# Ammo Price Gouging



## Leaky Waders (Jan 29, 2012)

Hi,

My son bought his first pistol the other day - a 9mm. The store he bought it from 'permitted' him to buy two boxes of ammo. (I learned about the whole deal after the fact).

So, as we drove from different stores in the Pensacola area looking for a safe to put his new gun in, I noticed the price gouging that some gun stores were doing. I mean they are charging more for 9mm target loads than I pay for 257 weatherby.

One store said you could buy all the 9mm you want - low velocity target loads at 30 dollars a box.

If this were a hurricane and people were gouging us for plywood, then someone would step in...but not for ammo.

Anyways, Jeff Quinn has a great youtube video on the price gouging, and I agree with it. Basically, the shops who are screwing us over...hopefully you'll be left with a pallet load of overpriced ammo and everything else in your store - we'll all come back afterwards for the 'going out of business sale'.


----------



## Spoolin Up (May 3, 2011)

Here's my take, it is not so much the local shops, they don't get much of a price break. These ammo prices are like the 3.75 gas either use it or sell your gun.


----------



## 706Z (Mar 30, 2011)

Wal-Mart is your friend for ammo.


----------



## Leaky Waders (Jan 29, 2012)

"Here's my take, it is not so much the local shops, they don't get much of a price break. These ammo prices are like the 3.75 gas either use it or sell your gun."

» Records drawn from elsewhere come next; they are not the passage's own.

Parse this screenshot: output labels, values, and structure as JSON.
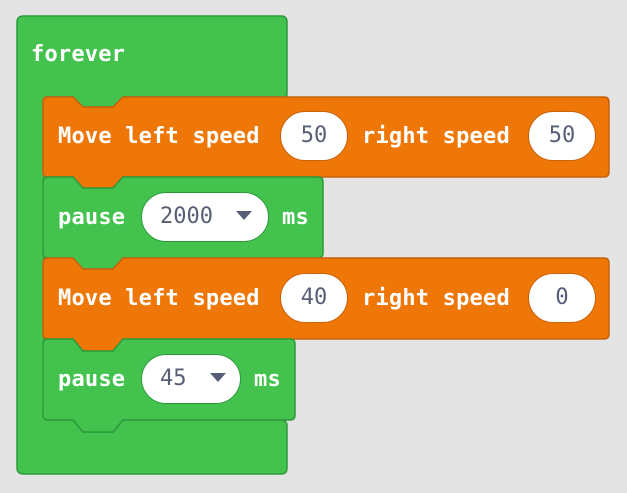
{
  "colors": {
    "background": "#e4e4e4",
    "loop_block": "#43c24e",
    "loop_border": "#2c9a3c",
    "motor_block": "#ee7707",
    "motor_border": "#c7610c",
    "text": "#ffffff",
    "field_text": "#575e75"
  },
  "forever": {
    "label": "forever"
  },
  "move1": {
    "left_label": "Move left speed",
    "left_value": "50",
    "right_label": "right speed",
    "right_value": "50"
  },
  "pause1": {
    "label": "pause",
    "value": "2000",
    "unit": "ms"
  },
  "move2": {
    "left_label": "Move left speed",
    "left_value": "40",
    "right_label": "right speed",
    "right_value": "0"
  },
  "pause2": {
    "label": "pause",
    "value": "45",
    "unit": "ms"
  }
}
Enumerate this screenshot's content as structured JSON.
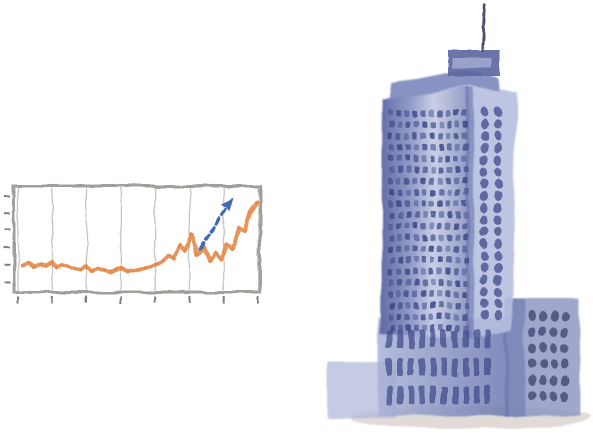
{
  "colors": {
    "background": "#ffffff",
    "chart_frame": "#8b9088",
    "chart_line": "#e3894a",
    "trend_arrow": "#3f66b8",
    "building_dark": "#4d5a93",
    "building_light": "#9aa4cc",
    "building_shadow": "#c5b9b4"
  },
  "chart_data": {
    "type": "line",
    "x": [
      0,
      1,
      2,
      3,
      4,
      5,
      6,
      7,
      8,
      9,
      10,
      11,
      12,
      13,
      14,
      15,
      16,
      17,
      18,
      19,
      20,
      21,
      22,
      23,
      24,
      25,
      26,
      27,
      28,
      29,
      30,
      31,
      32,
      33,
      34,
      35,
      36,
      37,
      38,
      39,
      40
    ],
    "values": [
      18,
      20,
      17,
      19,
      18,
      21,
      17,
      19,
      18,
      16,
      15,
      18,
      14,
      16,
      15,
      13,
      15,
      16,
      14,
      15,
      16,
      17,
      18,
      20,
      23,
      28,
      25,
      35,
      31,
      45,
      28,
      33,
      22,
      29,
      24,
      36,
      32,
      50,
      47,
      64,
      72
    ],
    "trend_arrow": true,
    "ylim": [
      0,
      80
    ],
    "grid": true,
    "x_tick_count": 8,
    "y_tick_count": 6
  }
}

I disagree, when one store sells some ammo for 14.99 and another sells the same boxed brand for 29.99...there's some gouging going on. Gas prices aren't doubled depending upon where you purchase in the same county.

No need to sell my guns - I reload and have plenty of stuff on-hand for my hobby.

Personally, if I were buying a new gun in a store and they would only sell me two boxes of ammo, while they had cases sitting on the ground...I would have told them to piss off.


----------



## DLo (Oct 2, 2007)

Ammo is worth exactly what someone is willing to pay for it, just like anything else. If people won't buy it at that price then they will charge less.


----------



## reel trouble (Jan 19, 2010)

I've heard Walmart buys on contract and that's why their prices remain cheap. I bought 9mm fmj ammo at academy in mobile for 10$ for 50. I found a website where I buy my ammo. www.gunbot.net. You put in the caliber and it searches tons of sites and tells you what's in stock and a price per round. It's super nice.


----------



## Gamble0613 (Jul 21, 2013)

Great video and very valid points!!!


----------



## ironman172 (Sep 28, 2007)

should have stocked up way before....I saw all this coming and don't see it changing as long as we have the people in charge now, and all the anti-gun people too


----------



## gator7_5 (Oct 4, 2007)

I'm not sure you can gouge for something you don't need. It's not food, fuel, or water we're talking about.


----------



## hsiF deR (Oct 4, 2009)

Leaky Waders said:


> Personally, if I were buying a new gun in a store and they would only sell me two boxes of ammo, while they had cases sitting on the ground...I would have told them to piss off.


I have never bought a handgun from a dealer in FL so I am not sure, however, I was under the impression without a CWP you cant buy both handgun and ammo at the same time?

As far as ammo prices go, you have to shop around. It sucks but I think allot of places bought a bunch of ammo when it went sky high and now they are trying to get rid of it at the same price.


----------



## MrPhoShiz (Sep 22, 2010)

it really is what your willing to pay, But if a shop orders ammo at 14.99 a box 100 then they will have to sell it for a profit. You cant call it gouging if they were to at least try to make up for their costs. Ammo prices arent regulated like fuel so you cant call it gouging when Joe's Guns bought their inventory for 22.99 a box and has it regular priced for 29.99. While Wally World purchased theirs at 10.99 a box and are selling it at 15.99 same brand.


----------